Calvin Coolidge was U.S. president in the 1920s and a genuine conservative, unlike many of the politicians who try to pass themselves off as such these days, He reportedly said that nine-tenths of his visitors at the White House “want something they ought not to have.”
He liked to keep dead still as they talked and watch them run down in three or four minutes.
If more politicians were like Coolidge we might not have seen the recent uproar over federal proposals to take away some tax advantages enjoyed by private corporations.
Some of the advantages may have made sense at one point. Perhaps some still do. Others should never have been granted. Some were granted not by the federal government but by Alberta politicians eager to hand out thousands of dollars just because someone asked.
A major handout took place in November 2009. You probably never heard about it because the media weren't interested.
Alberta law was changed to allow certain family members to buy non-voting shares in professional corporations. The resulting income splitting was estimated to generate a tax advantage topping out at about $12,000 a year for the people able to use it.
Best of all, from the government's point of view, while the change was expected to cost the province about $1 million a year and rising, it would cost the federal government more, because Ottawa has a bigger share of income-tax revenue. But Ottawa had no say in the matter.
Strangely, there was no rationale for the move except that it would match tax rules already adopted in Ontario, B.C. and Saskatchewan. It didn't matter that professionals already were paying much lower taxes in Alberta than in any other province.

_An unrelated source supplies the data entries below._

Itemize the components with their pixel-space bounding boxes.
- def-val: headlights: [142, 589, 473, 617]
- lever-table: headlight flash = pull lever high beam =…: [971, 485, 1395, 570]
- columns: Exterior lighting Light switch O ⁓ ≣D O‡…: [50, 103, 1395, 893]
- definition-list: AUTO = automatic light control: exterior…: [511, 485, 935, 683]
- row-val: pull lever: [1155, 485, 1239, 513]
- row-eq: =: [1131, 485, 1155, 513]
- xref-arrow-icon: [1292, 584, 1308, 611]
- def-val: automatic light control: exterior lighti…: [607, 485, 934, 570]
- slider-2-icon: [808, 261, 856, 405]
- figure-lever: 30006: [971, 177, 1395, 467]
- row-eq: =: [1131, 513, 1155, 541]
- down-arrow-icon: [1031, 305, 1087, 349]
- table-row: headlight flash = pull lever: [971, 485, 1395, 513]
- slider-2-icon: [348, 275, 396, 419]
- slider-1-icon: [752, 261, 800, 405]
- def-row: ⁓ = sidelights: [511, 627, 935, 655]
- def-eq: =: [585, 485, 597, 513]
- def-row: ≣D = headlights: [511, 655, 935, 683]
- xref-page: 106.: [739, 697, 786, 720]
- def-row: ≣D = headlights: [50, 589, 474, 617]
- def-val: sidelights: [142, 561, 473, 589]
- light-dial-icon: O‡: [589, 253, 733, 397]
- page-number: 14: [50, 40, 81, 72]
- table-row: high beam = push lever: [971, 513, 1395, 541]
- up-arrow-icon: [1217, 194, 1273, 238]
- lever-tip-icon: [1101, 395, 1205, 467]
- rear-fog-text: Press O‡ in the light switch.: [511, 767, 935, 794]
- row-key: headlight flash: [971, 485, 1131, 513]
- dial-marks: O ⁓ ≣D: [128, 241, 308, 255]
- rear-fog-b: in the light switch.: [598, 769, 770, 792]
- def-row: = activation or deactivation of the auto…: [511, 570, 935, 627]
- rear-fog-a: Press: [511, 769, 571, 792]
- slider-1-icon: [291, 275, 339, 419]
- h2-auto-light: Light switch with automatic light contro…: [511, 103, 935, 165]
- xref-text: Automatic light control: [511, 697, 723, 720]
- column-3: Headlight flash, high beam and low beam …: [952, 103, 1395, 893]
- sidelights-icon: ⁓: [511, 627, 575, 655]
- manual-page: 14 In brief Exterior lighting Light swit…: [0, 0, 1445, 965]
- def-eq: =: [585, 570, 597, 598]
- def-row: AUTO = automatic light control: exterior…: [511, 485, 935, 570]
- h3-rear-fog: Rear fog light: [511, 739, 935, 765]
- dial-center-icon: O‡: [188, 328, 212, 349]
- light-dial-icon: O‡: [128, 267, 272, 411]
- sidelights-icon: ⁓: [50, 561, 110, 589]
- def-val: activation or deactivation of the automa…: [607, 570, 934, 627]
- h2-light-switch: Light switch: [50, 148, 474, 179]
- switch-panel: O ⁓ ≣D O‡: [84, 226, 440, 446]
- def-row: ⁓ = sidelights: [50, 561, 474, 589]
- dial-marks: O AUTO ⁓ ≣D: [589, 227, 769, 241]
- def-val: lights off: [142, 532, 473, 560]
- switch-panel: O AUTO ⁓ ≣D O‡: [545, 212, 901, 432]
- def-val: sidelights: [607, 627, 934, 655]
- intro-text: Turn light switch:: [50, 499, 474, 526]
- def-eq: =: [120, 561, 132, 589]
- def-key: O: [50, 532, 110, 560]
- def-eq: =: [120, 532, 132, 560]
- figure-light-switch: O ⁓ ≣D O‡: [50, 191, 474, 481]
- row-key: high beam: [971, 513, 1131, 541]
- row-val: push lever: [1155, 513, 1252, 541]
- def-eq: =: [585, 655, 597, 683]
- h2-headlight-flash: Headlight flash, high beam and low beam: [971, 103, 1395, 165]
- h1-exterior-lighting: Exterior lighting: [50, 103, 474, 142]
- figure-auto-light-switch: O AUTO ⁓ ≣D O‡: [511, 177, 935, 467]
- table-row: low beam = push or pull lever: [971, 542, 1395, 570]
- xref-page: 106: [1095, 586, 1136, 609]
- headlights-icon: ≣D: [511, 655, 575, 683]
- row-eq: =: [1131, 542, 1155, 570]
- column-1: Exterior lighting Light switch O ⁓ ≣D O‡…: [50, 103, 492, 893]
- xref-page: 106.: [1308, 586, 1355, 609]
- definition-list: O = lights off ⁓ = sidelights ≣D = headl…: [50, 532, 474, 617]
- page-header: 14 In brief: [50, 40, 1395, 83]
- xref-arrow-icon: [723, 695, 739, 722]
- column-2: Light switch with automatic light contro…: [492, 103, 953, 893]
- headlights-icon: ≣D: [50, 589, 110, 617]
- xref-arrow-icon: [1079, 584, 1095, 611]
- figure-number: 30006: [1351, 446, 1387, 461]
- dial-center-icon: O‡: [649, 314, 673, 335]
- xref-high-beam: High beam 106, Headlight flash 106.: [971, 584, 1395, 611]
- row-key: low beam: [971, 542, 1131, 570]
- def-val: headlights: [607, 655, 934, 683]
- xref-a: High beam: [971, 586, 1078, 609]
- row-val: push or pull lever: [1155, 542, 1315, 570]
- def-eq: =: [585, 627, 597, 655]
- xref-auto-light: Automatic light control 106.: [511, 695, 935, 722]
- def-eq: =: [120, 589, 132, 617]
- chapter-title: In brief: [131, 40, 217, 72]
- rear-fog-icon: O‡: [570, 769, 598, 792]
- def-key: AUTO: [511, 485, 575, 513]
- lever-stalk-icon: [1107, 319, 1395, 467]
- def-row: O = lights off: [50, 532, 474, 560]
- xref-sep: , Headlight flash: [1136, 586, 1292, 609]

The whole business began with an Ontario decision in 2004 to give physicians a tax advantage instead of higher fees. Higher fees would have shown up as spending while tax breaks would not.

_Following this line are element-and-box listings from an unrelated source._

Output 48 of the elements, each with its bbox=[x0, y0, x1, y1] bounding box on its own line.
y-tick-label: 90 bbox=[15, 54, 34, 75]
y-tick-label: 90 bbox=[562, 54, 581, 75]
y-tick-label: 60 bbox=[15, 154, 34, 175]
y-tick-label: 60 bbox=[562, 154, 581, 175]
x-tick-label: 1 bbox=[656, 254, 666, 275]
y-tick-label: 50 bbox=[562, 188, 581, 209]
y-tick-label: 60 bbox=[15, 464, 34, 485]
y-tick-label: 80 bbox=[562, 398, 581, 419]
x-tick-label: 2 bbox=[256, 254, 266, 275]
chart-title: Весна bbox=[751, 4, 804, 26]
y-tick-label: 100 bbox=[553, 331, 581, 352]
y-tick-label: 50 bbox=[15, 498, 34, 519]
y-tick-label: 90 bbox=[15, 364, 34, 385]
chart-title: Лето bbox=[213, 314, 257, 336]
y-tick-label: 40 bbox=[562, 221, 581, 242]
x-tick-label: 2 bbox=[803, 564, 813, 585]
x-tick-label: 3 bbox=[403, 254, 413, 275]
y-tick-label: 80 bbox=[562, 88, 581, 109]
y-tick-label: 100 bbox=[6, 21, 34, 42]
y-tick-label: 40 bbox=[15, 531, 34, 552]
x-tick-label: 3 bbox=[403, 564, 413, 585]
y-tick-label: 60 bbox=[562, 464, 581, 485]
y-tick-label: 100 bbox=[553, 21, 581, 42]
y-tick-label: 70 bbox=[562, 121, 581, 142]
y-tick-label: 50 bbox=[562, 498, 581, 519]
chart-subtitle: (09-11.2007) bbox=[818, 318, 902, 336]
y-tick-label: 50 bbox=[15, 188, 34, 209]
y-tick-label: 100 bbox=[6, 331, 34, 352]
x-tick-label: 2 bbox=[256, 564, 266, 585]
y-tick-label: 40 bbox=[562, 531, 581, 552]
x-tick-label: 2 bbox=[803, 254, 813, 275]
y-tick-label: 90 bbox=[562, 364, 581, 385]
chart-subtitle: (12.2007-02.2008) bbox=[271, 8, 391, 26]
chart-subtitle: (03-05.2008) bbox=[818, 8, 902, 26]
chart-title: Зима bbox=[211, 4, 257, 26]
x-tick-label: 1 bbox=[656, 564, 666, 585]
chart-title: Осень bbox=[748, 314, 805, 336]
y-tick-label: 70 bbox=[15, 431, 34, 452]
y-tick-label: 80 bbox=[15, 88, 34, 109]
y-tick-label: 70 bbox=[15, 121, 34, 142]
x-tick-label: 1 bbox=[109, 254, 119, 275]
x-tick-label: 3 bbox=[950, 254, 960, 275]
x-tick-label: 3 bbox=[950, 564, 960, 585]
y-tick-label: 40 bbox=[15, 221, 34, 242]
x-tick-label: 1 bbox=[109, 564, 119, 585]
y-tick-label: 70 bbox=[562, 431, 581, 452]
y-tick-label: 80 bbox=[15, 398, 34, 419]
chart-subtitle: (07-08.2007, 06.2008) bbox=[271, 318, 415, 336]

By the time the changes rolled around to Alberta, others were getting the same deal. The 2009 amendment to Alberta corporation law also enabled income splitting for lawyers and accountants — yup, the same lawyers and accountants who have been fomenting resistance to the federal tax changes, and who get more advisory business every time any tax break is written into the rules.

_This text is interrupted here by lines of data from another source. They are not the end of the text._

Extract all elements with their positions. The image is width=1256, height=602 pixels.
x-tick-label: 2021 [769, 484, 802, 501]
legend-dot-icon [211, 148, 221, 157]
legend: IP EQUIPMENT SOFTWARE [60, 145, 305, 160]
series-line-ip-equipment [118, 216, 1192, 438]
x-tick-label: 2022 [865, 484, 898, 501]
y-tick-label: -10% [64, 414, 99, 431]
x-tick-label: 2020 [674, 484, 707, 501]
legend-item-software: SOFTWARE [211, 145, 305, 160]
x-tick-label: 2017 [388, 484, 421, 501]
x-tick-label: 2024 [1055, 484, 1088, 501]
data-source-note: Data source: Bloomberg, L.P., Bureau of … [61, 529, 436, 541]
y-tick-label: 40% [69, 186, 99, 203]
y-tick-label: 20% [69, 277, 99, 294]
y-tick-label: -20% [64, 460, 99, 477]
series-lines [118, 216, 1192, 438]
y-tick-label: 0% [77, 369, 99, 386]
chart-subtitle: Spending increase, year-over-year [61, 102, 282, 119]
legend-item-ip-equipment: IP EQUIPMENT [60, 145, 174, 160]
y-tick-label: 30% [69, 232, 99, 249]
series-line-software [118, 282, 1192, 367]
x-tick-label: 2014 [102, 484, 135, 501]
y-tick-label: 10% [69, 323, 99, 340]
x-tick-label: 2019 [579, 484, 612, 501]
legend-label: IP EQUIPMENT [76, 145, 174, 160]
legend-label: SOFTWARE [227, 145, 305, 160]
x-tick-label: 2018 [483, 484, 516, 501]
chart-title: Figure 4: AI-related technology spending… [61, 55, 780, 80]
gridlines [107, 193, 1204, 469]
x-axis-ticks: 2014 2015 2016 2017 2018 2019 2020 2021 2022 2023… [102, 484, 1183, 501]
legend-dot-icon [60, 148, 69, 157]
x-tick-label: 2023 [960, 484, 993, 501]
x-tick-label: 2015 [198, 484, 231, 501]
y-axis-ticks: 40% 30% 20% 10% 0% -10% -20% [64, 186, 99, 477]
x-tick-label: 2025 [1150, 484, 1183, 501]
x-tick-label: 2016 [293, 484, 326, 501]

Deals like this were only part of what persuaded the federal government to look at tightening the rules on income splitting — and at ways of sheltering income from taxes by keeping it inside private corporations rather than paying it out as income.
The government did a poor job of explaining. It should have allowed more than two months for consultation, since some consequences may not have been obvious. It possibly should have avoided or delayed changes in areas such as tax rules affecting inheritance of family farms. And it should have been more careful about language that sounded like “soak the rich.”
But none of the critics refuted some basic numbers behind the federal plans.
Canada's small-business corporate income tax rate is the lowest of any major industrialized country. The federal small-business tax rate has dropped by about 20 per cent since 2000, and the amount of income eligible for the small-business rate rose from $200,000 to $500,000.
The number of Canadian-controlled private corporations rose from 1.2 million in 2001 to 1.8 million in 2014, with growth particularly high among professional corporations. The amount of investment income generating tax advantages by being kept inside these small corporations rather than being paid out as income more than tripled in 13 years to $26.8 billion in 2015.
Those types of numbers were going to encourage federal action no matter who was running the government. Anyone who thinks otherwise has forgot the lesson of income trusts. Former federal finance minister Jim Flaherty was all for letting the trusts continue, despite their rapidly increasing tax-sheltered income, until one day he was not. He sprang the surprise “Halloween Massacre” on investors in 2006.
Flaherty's move wiped out $20 billion in share value in two weeks. The government won the next election anyway. Many trusts converted to regular payment of corporate dividends and survived quite nicely.
Short-term political pain can be smoothed over if inflicting it makes long-term sense.
However, two other principles apply.
First, tax situations always change. If a government hands out a tax break, it can be sure that many more people than expected will exploit that break. And people will look for ways to make it more costly — think of how many lawyers and accountants are pushing now to make withdrawals from RRSPs tax-free, even though the deal always was that an RRSP would merely defer income tax, not eliminate it.
Second, taking things away from people always causes howls of outrage, whether doing so makes sense or not. People don't want to give up anything. That's why every government should always think carefully about handing out benefits in the first place, especially when some of those benefits may be things that people “ought not to have.”